Kant centra la tercera de las críticas (la Crítica del juicio) en la necesidad de buscar el enlace entre elementos escindidos de un modo tan radical y, por algún motivo que de momento no conocemos, esa investigación cobra la forma de un tratado sobre el arte y la belleza. Esta necesidad no siempre se ha entendido lo suficiente. Tras construir en la Crítica de la razón pura la arquitectura imponente de los usos legítimos de la razón en el orden teórico, y tras construir en la Crítica de la razón práctica, de un modo igualmente majestuoso, la arquitectura del imperio de la razón pura en el orden práctico, nos encontramos con que el cierre del sistema crítico tiene lugar en una obra más precaria y, en apariencia, menos concluyente. Una obra que ni siquiera estaba prevista en el diseño original del sistema crítico y que, en un primer momento, fue pensada como una crítica del gusto. Finalmente vio la luz como Crítica del juicio, cuya primera parte (la más extensa de las dos) constituye una «crítica del juicio estético».
Por qué y en qué medida las imponentes construcciones de la razón teórica y la razón práctica terminan remitiendo a las arenas movedizas del gusto, el arte y la belleza, es algo que, de momento, constituye un misterio para nosotros. De hecho, se trata del misterio fundamental en el que va a centrarse este libro a partir de aquí y trataremos de desentrañarlo poco a poco.
De momento, es inevitable cierto desconcierto al descubrir que, cuando se trata de buscar esa desconocida raíz común que ha de unir sensibilidad y entendimiento[1], cuando se trata de pensar la posibilidad del enlace entre los polos que han ido quedando escindidos (y que en último término remiten a la brecha entre sensibilidad y razón o entre naturaleza y libertad); cuando se trata de pensar cómo es posible que encajen de un modo objetivamente apropiado elementos tan heterogéneos como materia y forma o intuición y concepto, entonces nos encontramos ante una crítica cuya primera parte es una crítica del juicio estético (qué decimos cuando decimos que algo es bello y qué decimos cuando decimos que algo es sublime) y cuya segunda parte es una crítica del juicio teleológico.
En definitiva, cuando se ponen en común todos los intereses de la razón humana (tanto los especulativos como los prácticos), nos encontramos con que a la pregunta «¿qué puedo saber?» se ha dado una respuesta contundente y clara en la Crítica de la razón pura. La pregunta «¿qué debo hacer?» también ha sido contestada con toda claridad en la Crítica de la razón práctica. Pero resulta más difícil entender siquiera a qué se refiere la pregunta «¿qué puedo esperar?»[2].

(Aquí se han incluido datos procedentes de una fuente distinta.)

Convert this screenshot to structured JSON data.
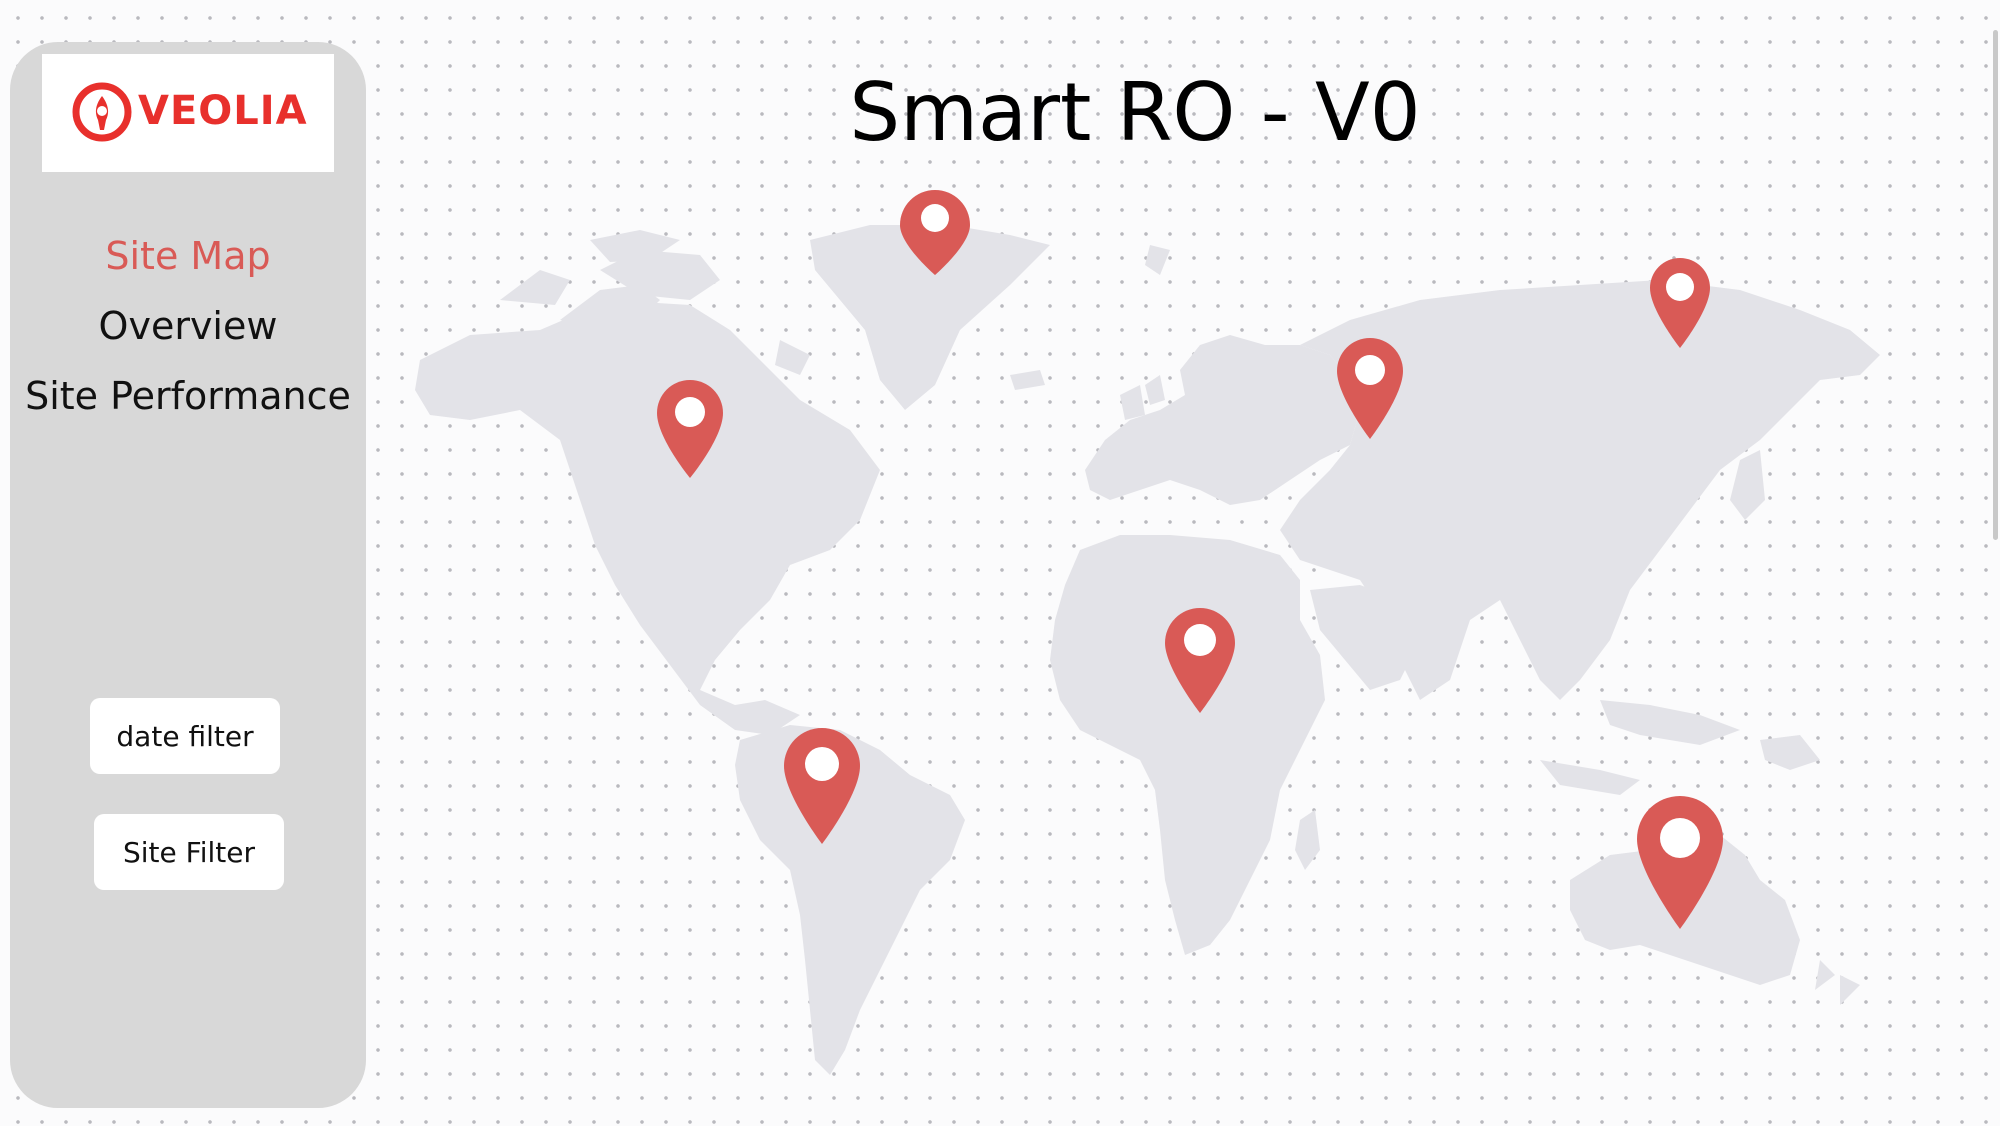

En lo que respecta a los problemas que nos van a ocupar aquí, nos centraremos ante todo en la cuestión de la belleza. Pero, de momento, debemos limitarnos a llamar la atención sobre un hecho, en principio, bastante desconcertante: cuando se trata de pensar la exigencia de algún tipo de objetividad en esa operación que consiste en enlazar elementos de naturaleza tan heterogénea como naturaleza y razón, o intuición y concepto, Kant decide escribir, como decimos, un tratado de estética que comienza con una analítica de la belleza.

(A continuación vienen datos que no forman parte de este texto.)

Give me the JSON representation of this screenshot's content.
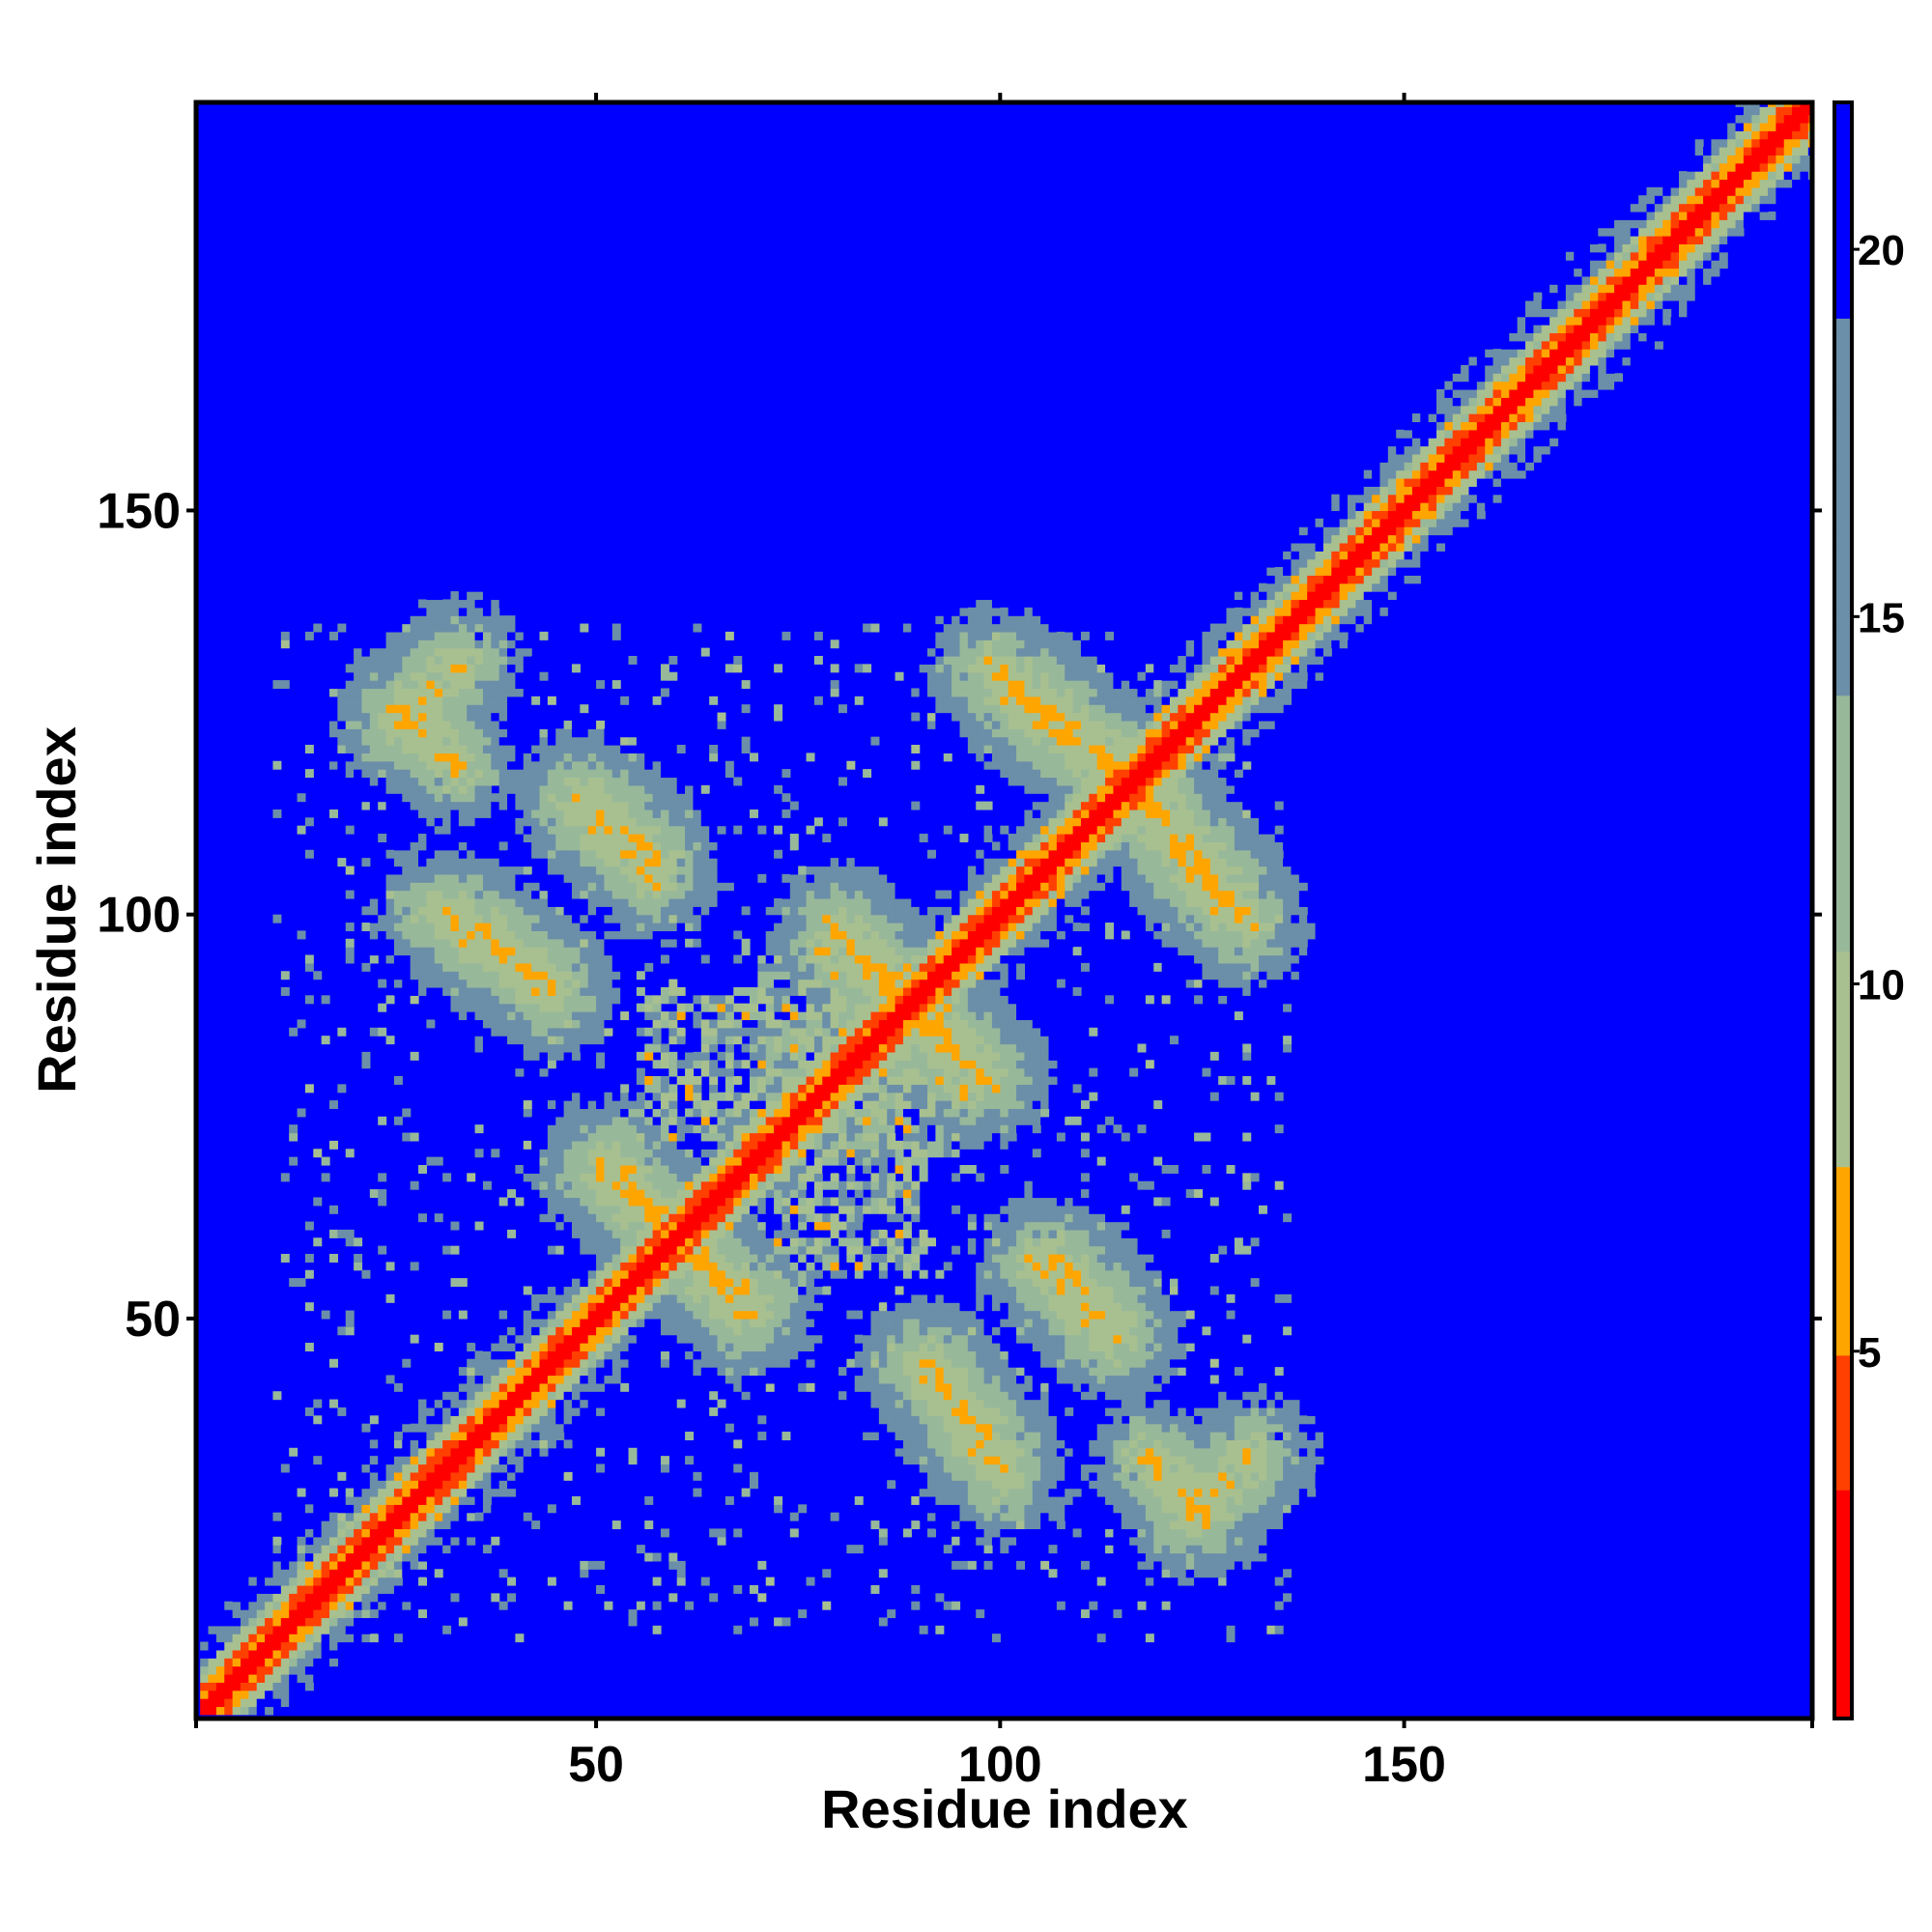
{
  "chart_data": {
    "type": "heatmap",
    "title": "",
    "xlabel": "Residue index",
    "ylabel": "Residue index",
    "xlim": [
      1,
      200
    ],
    "ylim": [
      1,
      200
    ],
    "x_ticks": [
      50,
      100,
      150
    ],
    "y_ticks": [
      50,
      100,
      150
    ],
    "colorbar": {
      "ticks": [
        5,
        10,
        15,
        20
      ],
      "range": [
        0,
        22
      ],
      "colors": {
        "red": "#ff0000",
        "orange": "#ffa500",
        "light_green": "#a8c090",
        "steel_blue": "#6b8fa8",
        "blue": "#0000ff"
      }
    },
    "symmetric": true,
    "value_meaning": "matrix values per colorbar; diagonal minimum (red), background maximum (blue)",
    "diagonal_value": 0,
    "background_value": 22,
    "contact_features": [
      {
        "type": "antiparallel",
        "x": [
          25,
          32
        ],
        "y": [
          125,
          118
        ],
        "value": 5
      },
      {
        "type": "antiparallel",
        "x": [
          30,
          44
        ],
        "y": [
          100,
          90
        ],
        "value": 5
      },
      {
        "type": "antiparallel",
        "x": [
          47,
          57
        ],
        "y": [
          114,
          104
        ],
        "value": 5
      },
      {
        "type": "antiparallel",
        "x": [
          51,
          68
        ],
        "y": [
          69,
          50
        ],
        "value": 5
      },
      {
        "type": "antiparallel",
        "x": [
          79,
          97
        ],
        "y": [
          98,
          79
        ],
        "value": 5
      },
      {
        "type": "antiparallel",
        "x": [
          98,
          113
        ],
        "y": [
          130,
          116
        ],
        "value": 5
      },
      {
        "type": "antiparallel",
        "x": [
          117,
          128
        ],
        "y": [
          115,
          102
        ],
        "value": 5
      },
      {
        "type": "antiparallel",
        "x": [
          90,
          99
        ],
        "y": [
          44,
          33
        ],
        "value": 5
      },
      {
        "type": "antiparallel",
        "x": [
          106,
          114
        ],
        "y": [
          57,
          48
        ],
        "value": 5
      },
      {
        "type": "antiparallel",
        "x": [
          123,
          131
        ],
        "y": [
          25,
          33
        ],
        "value": 5
      },
      {
        "type": "cluster",
        "x": [
          55,
          80
        ],
        "y": [
          72,
          90
        ],
        "value": 7
      },
      {
        "type": "cluster",
        "x": [
          78,
          95
        ],
        "y": [
          70,
          82
        ],
        "value": 7
      }
    ]
  }
}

Cómo afecte esto a la solidez de los imponentes edificios levantados en el orden teórico y en el orden práctico es precisamente lo que tendremos que ir viendo a lo largo de este capítulo. En cualquier caso, aunque no vayamos a hacernos cargo plenamente del asunto hasta el final de este capítulo, sí podemos adelantar que, a partir de aquí, el problema se va a centrar en pensar hasta qué punto tanto el orden teórico como el orden práctico reposan en gran medida sobre ese misterioso lugar en el que se ponen las palabras a las cosas, donde se buscan formas para la materia y normas para el mundo, ese lugar misterioso, de origen insondable, al que denominamos «el lugar de los poetas».
PRIMERA APROXIMACIÓN A ALGUNOS CONCEPTOS CLAVE DE LA CRÍTICA DEL JUICIO
A partir de este momento, ya no abandonaremos ese espacio que se sitúa en la brecha abierta entre naturaleza y libertad, intuición y concepto, mundo y logos, cosas y palabras, deseo y norma, inclinación y deber o felicidad y virtud. Ese lugar, «el lugar de los poetas», resulta ser, a la vez, el lugar del arte y la belleza. Todavía estamos lejos de entender el misterio insondable que se esconde en ese lugar y, desde luego, estamos muy lejos de entender las implicaciones que tiene ese misterio tanto desde el punto de vista teórico como práctico.
De hecho, la Crítica del juicio la retomaremos (permitiéndonos la licencia del anacronismo) cuando tengamos que articular algún tipo de respuesta posible al planteamiento de Nietzsche (que no caiga, a su vez, en algún tipo de recuperación del racionalismo pre-crítico, aunque sea de un modo disimulado).
Sin embargo, aunque de momento resulte difícil saber siquiera qué papel desempeña lo que vamos a plantear en este capítulo, resultará crucial tenerlo en cuenta cuando, a partir del comentario que realicemos de Schiller, el problema se empiece a poner encima de la mesa en toda su gravedad.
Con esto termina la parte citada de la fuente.